Energy Firms Cut Back Projects, Insurers Feeling Downturn
Insurers forecast income could dive by 20 percent or more, possibly forcing some players to quit the energy part of a business that has attracted new entrants hoping for better returns during the era of ultra-low interest rates.
While most energy companies renew their policies in the first half of the year, the effects of the worst oil downturn in decades are already being felt by insurers and reinsurers, who take on a share of the risk in return for part of the premium.
Hannover Re’s chief executive Ulrich Wallin used some understatement in describing how the low oil price and resulting cuts in exploration and production projects have diminished demand for insurance protection.
“It’s a little bit of a crisis,” Wallin told a conference last week. “We will see fierce competition … on pricing.”
Crude prices have tumbled 70 percent over the past 18 months to around $35 a barrel, leading to five of the world’s top oil companies reporting sharp declines in profits in recent days.
Energy firms have already laid off tens of thousands of workers and scrapped plans for mega projects that cost billions and take years to develop, as well as targeting further savings.
Nick Dussuyer, global head of natural resources at Willis Towers Watson, said some of the broker’s major clients had significantly reduced their insurance program limits, “with a corresponding dramatic reduction in premium spend.”
“If premium income levels continue to deteriorate, and capacity does not withdraw … at some stage this portfolio is bound to become unprofitable,” he told Reuters.
“It will be interesting to see at this stage which insurers will choose to withdraw and which will try and ride out the storm, anticipating a turning market.”
In recent years, high returns in insurance and reinsurance in comparison with government bond yields have attracted new investors, ranging from hedge funds and private equity to pension funds and insurers from newer markets such as China.

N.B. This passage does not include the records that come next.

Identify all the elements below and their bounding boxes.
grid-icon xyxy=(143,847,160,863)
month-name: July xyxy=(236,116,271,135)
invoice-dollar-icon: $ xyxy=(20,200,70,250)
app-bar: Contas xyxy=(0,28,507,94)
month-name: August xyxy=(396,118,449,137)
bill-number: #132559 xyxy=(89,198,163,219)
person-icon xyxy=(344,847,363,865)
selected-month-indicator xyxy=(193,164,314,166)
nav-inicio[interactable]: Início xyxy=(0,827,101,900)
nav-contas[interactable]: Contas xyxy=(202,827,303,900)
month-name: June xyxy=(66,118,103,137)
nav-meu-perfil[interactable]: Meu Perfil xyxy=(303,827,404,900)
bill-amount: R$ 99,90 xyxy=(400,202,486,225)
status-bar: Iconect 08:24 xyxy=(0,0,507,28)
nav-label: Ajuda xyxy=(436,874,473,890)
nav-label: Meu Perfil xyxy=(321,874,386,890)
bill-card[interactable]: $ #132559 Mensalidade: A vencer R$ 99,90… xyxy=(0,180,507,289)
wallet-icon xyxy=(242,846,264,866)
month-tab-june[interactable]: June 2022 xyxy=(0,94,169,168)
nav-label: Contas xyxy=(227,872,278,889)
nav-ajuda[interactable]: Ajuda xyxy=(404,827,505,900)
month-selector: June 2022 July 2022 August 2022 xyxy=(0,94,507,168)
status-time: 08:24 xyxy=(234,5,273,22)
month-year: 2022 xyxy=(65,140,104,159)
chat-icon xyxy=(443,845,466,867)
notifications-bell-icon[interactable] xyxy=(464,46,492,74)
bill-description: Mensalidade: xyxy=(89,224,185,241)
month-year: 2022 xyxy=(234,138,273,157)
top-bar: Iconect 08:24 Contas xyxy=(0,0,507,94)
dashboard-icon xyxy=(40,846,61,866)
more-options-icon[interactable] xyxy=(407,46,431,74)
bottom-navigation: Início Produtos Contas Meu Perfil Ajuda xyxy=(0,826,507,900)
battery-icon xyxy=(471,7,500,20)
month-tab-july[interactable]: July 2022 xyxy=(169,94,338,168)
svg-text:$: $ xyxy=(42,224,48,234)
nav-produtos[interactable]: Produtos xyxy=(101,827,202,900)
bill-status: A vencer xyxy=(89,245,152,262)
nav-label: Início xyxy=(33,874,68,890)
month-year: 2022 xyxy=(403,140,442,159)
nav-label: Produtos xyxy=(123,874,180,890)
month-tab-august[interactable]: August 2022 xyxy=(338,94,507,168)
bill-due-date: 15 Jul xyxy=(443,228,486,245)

This had already driven up competition and put pressure on premiums in the broader insurance industry, even before oil prices began diving in mid-2014.

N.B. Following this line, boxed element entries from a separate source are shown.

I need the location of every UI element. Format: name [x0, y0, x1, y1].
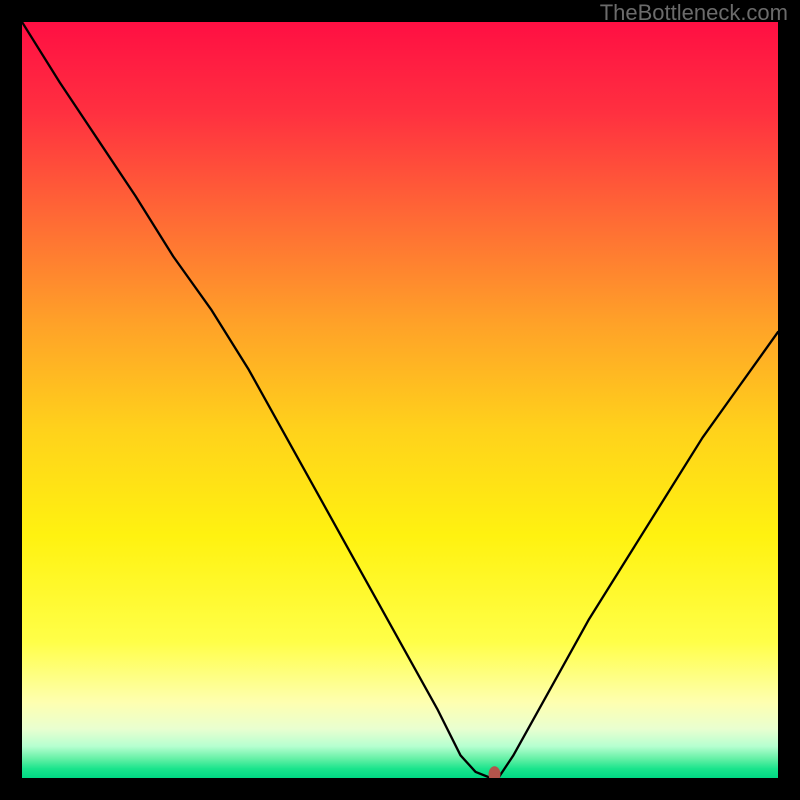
chart-container: TheBottleneck.com — [0, 0, 800, 800]
chart-background-gradient — [22, 22, 778, 778]
bottleneck-chart — [22, 22, 778, 778]
watermark-text: TheBottleneck.com — [600, 0, 788, 26]
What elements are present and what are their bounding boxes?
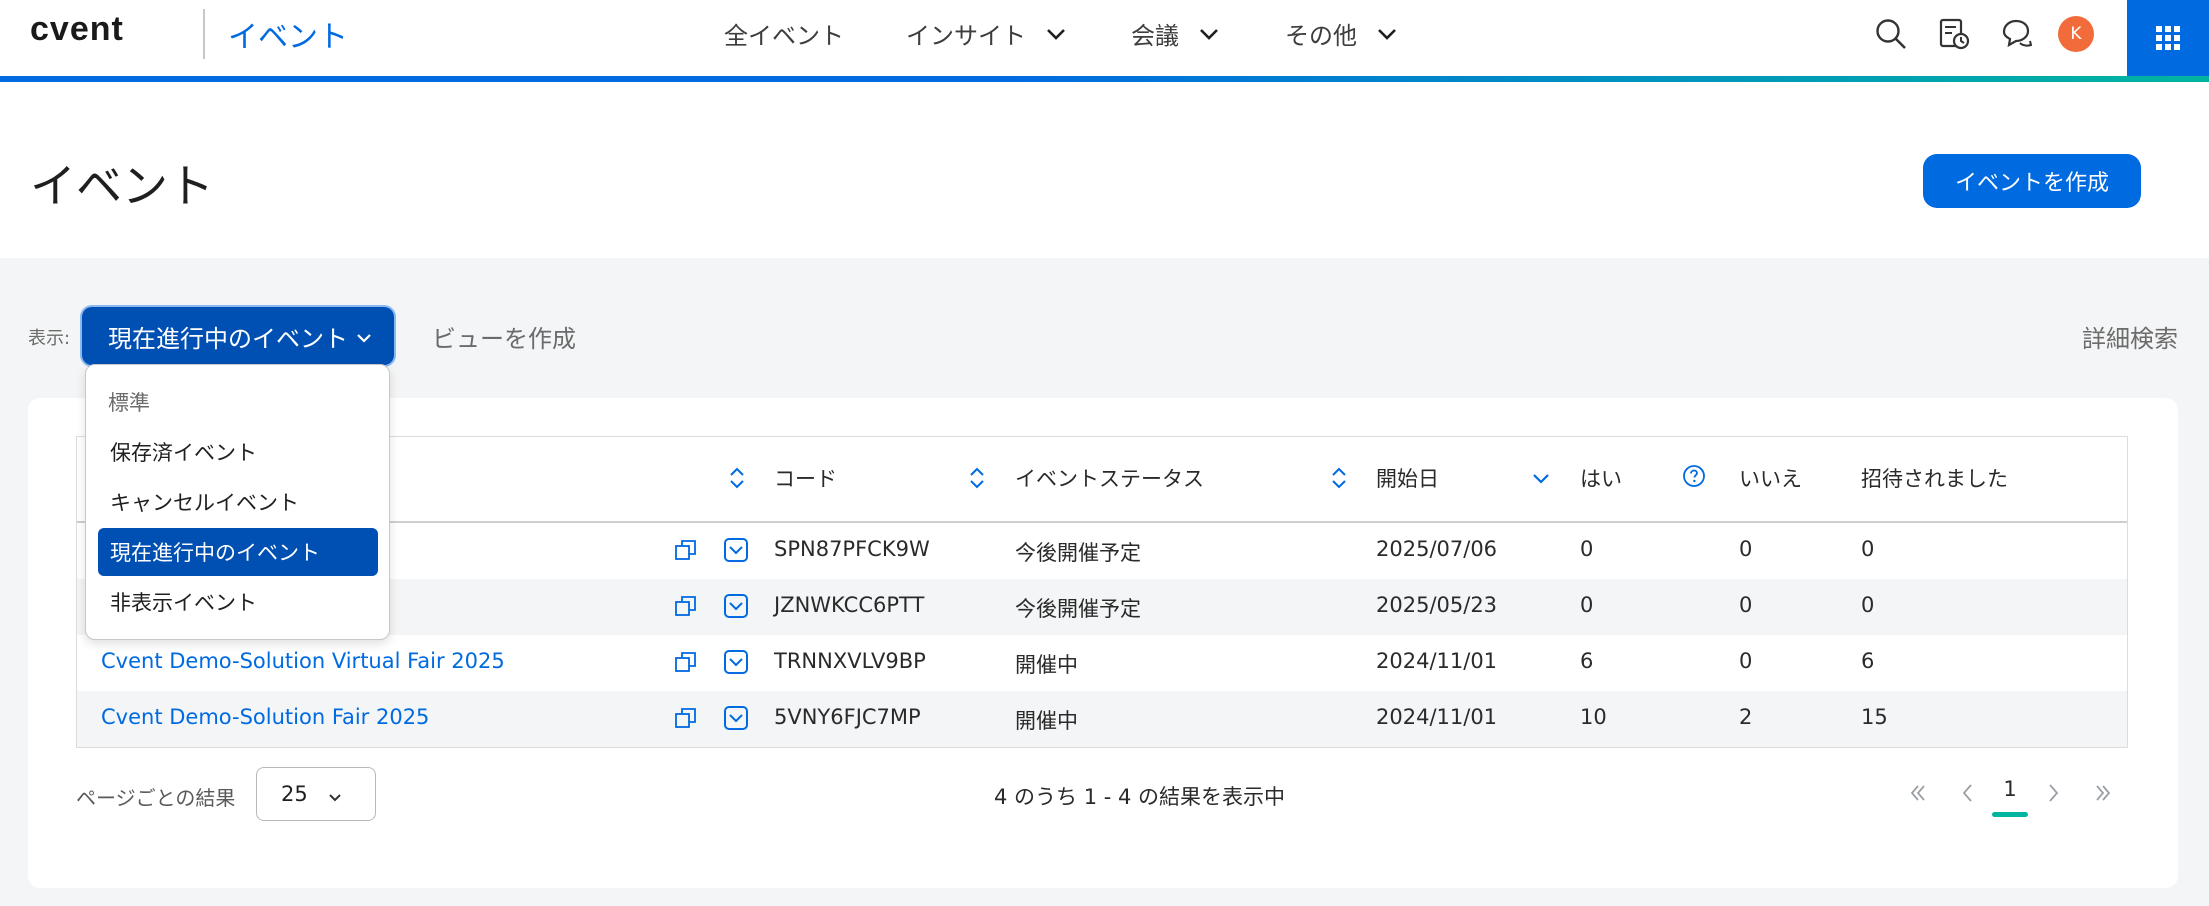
dropdown-option-label: 保存済イベント bbox=[110, 441, 257, 465]
sort-icon[interactable] bbox=[1330, 465, 1348, 491]
event-code: SPN87PFCK9W bbox=[774, 537, 930, 561]
nav-insights[interactable]: インサイト bbox=[906, 16, 1068, 51]
first-page-icon[interactable] bbox=[1903, 778, 1933, 808]
per-page-label: ページごとの結果 bbox=[76, 786, 236, 810]
calendar-clock-icon[interactable] bbox=[1934, 14, 1974, 54]
page-title: イベント bbox=[30, 159, 214, 213]
invited-count: 0 bbox=[1861, 593, 1875, 617]
event-status: 開催中 bbox=[1015, 709, 1078, 733]
page-header: イベント イベントを作成 bbox=[0, 82, 2209, 258]
view-select-value: 現在進行中のイベント bbox=[108, 324, 348, 353]
chevron-down-icon bbox=[1044, 22, 1068, 46]
event-status: 開催中 bbox=[1015, 653, 1078, 677]
table-row: Cvent Demo-Solution Fair 2025 5VNY6FJC7M… bbox=[77, 691, 2127, 747]
dropdown-option-label: 非表示イベント bbox=[110, 591, 257, 615]
yes-count: 0 bbox=[1580, 593, 1594, 617]
yes-count: 6 bbox=[1580, 649, 1594, 673]
email-icon[interactable] bbox=[723, 649, 749, 675]
dropdown-option-current-events[interactable]: 現在進行中のイベント bbox=[98, 528, 378, 576]
current-page-indicator bbox=[1992, 812, 2028, 817]
column-header-yes[interactable]: はい bbox=[1580, 463, 1622, 493]
view-dropdown-menu: 標準 保存済イベント キャンセルイベント 現在進行中のイベント 非表示イベント bbox=[85, 364, 390, 640]
avatar[interactable]: K bbox=[2058, 16, 2094, 52]
column-header-start-date[interactable]: 開始日 bbox=[1376, 463, 1439, 493]
dropdown-option-label: キャンセルイベント bbox=[110, 491, 299, 515]
advanced-search-link[interactable]: 詳細検索 bbox=[2082, 319, 2178, 354]
nav-all-events-label: 全イベント bbox=[724, 22, 844, 50]
event-start-date: 2025/07/06 bbox=[1376, 537, 1498, 561]
event-code: JZNWKCC6PTT bbox=[774, 593, 925, 617]
dropdown-group-label: 標準 bbox=[108, 391, 150, 415]
chevron-down-icon bbox=[1375, 22, 1399, 46]
top-navigation-bar: cvent イベント 全イベント インサイト 会議 その他 K bbox=[0, 0, 2209, 82]
dropdown-option-saved-events[interactable]: 保存済イベント bbox=[98, 428, 378, 476]
view-select[interactable]: 現在進行中のイベント bbox=[82, 307, 394, 365]
per-page-value: 25 bbox=[281, 782, 308, 806]
email-icon[interactable] bbox=[723, 593, 749, 619]
nav-more-label: その他 bbox=[1285, 22, 1357, 50]
event-status: 今後開催予定 bbox=[1015, 597, 1141, 621]
product-name[interactable]: イベント bbox=[228, 12, 348, 56]
no-count: 0 bbox=[1739, 593, 1753, 617]
dropdown-option-hidden-events[interactable]: 非表示イベント bbox=[98, 578, 378, 626]
copy-icon[interactable] bbox=[673, 593, 699, 619]
app-launcher-icon[interactable] bbox=[2127, 0, 2209, 76]
dropdown-option-cancelled-events[interactable]: キャンセルイベント bbox=[98, 478, 378, 526]
cvent-logo[interactable]: cvent bbox=[30, 10, 124, 49]
invited-count: 6 bbox=[1861, 649, 1875, 673]
no-count: 0 bbox=[1739, 649, 1753, 673]
dropdown-option-label: 現在進行中のイベント bbox=[110, 541, 320, 565]
invited-count: 15 bbox=[1861, 705, 1888, 729]
nav-meetings-label: 会議 bbox=[1131, 22, 1179, 50]
search-icon[interactable] bbox=[1871, 14, 1911, 54]
per-page-select[interactable]: 25 bbox=[256, 767, 376, 821]
event-code: 5VNY6FJC7MP bbox=[774, 705, 921, 729]
help-icon[interactable] bbox=[1682, 464, 1706, 488]
event-name-link[interactable]: Cvent Demo-Solution Virtual Fair 2025 bbox=[101, 649, 505, 673]
sort-icon[interactable] bbox=[728, 465, 746, 491]
results-summary: 4 のうち 1 - 4 の結果を表示中 bbox=[994, 785, 1286, 809]
show-label: 表示: bbox=[28, 328, 71, 349]
column-header-invited[interactable]: 招待されました bbox=[1861, 463, 2008, 493]
no-count: 0 bbox=[1739, 537, 1753, 561]
column-header-code[interactable]: コード bbox=[774, 463, 837, 493]
chevron-down-icon bbox=[1197, 22, 1221, 46]
yes-count: 0 bbox=[1580, 537, 1594, 561]
event-start-date: 2024/11/01 bbox=[1376, 649, 1498, 673]
create-view-link[interactable]: ビューを作成 bbox=[432, 319, 576, 354]
copy-icon[interactable] bbox=[673, 537, 699, 563]
email-icon[interactable] bbox=[723, 705, 749, 731]
chat-icon[interactable] bbox=[1997, 14, 2037, 54]
brand-divider bbox=[203, 9, 205, 59]
column-header-status[interactable]: イベントステータス bbox=[1015, 463, 1204, 493]
nav-meetings[interactable]: 会議 bbox=[1131, 16, 1221, 51]
table-row: Cvent Demo-Solution Virtual Fair 2025 TR… bbox=[77, 635, 2127, 691]
copy-icon[interactable] bbox=[673, 649, 699, 675]
event-name-link[interactable]: Cvent Demo-Solution Fair 2025 bbox=[101, 705, 429, 729]
current-page-number[interactable]: 1 bbox=[2000, 777, 2020, 801]
sort-desc-icon[interactable] bbox=[1532, 469, 1550, 495]
no-count: 2 bbox=[1739, 705, 1753, 729]
copy-icon[interactable] bbox=[673, 705, 699, 731]
previous-page-icon[interactable] bbox=[1953, 778, 1983, 808]
nav-more[interactable]: その他 bbox=[1285, 16, 1399, 51]
event-start-date: 2024/11/01 bbox=[1376, 705, 1498, 729]
event-status: 今後開催予定 bbox=[1015, 541, 1141, 565]
email-icon[interactable] bbox=[723, 537, 749, 563]
event-start-date: 2025/05/23 bbox=[1376, 593, 1498, 617]
last-page-icon[interactable] bbox=[2088, 778, 2118, 808]
column-header-no[interactable]: いいえ bbox=[1739, 463, 1802, 493]
event-code: TRNNXVLV9BP bbox=[774, 649, 926, 673]
sort-icon[interactable] bbox=[968, 465, 986, 491]
next-page-icon[interactable] bbox=[2038, 778, 2068, 808]
nav-all-events[interactable]: 全イベント bbox=[724, 16, 844, 51]
create-event-button[interactable]: イベントを作成 bbox=[1923, 154, 2141, 208]
chevron-down-icon bbox=[354, 326, 374, 346]
invited-count: 0 bbox=[1861, 537, 1875, 561]
yes-count: 10 bbox=[1580, 705, 1607, 729]
chevron-down-icon bbox=[327, 786, 343, 802]
nav-insights-label: インサイト bbox=[906, 22, 1026, 50]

Insurers are also likely to have further exposure to the oil market via their investments in corporate bonds issued by energy firms, according to ratings agency Fitch.
Investment into energy insurance continued even as oil firms began delaying or canceling projects, perhaps in the hope that the market would bounce back.
As a result, total capital available for insuring upstream risks – including around 3,000 offshore platforms around the world and supply equipment such as drill ships – have risen about 10 percent over the past year to about $7 billion, an industry source said.
A further $6 billion is estimated to cover downstream projects such as refineries and processing facilities.
However, the energy firms accept that prices may well stay low for some time and are scaling down their plans accordingly. Global oil and gas investments are expected to fall to their lowest in six years in 2016 to an estimated $522 billion, following a 22 percent fall to $595 billion in 2015, according to the consultancy Rystad Energy.
Simon Williams, from the International Union of Marine Insurance industry association, forecast “a tough time in the next few months.”
Williams, who is also head of marine and energy at insurer Hiscox, said the lower activity was likely to mean a sharp drop in the premium base compared with 2015, and estimated it could be as much as 20 percent.
“With more capacity having entered the energy insurance sector in recent years, it will be a real test to see how insurers adapt to this very challenging environment,” he said.
William Lynch, head of energy at broker Aon, said a potential 20 percent fall in premiums could prove to be a conservative estimate, given the drop in projects being carried out and overall lower rates.
Insurers are already suffering. Beazley said its energy business saw a 17 percent fall in rates in 2015, the strongest downward rating pressure of all its segments.
“Our expectation is it’s going to continue with further rate reductions this year,” Beazley chief executive Andrew Horton said.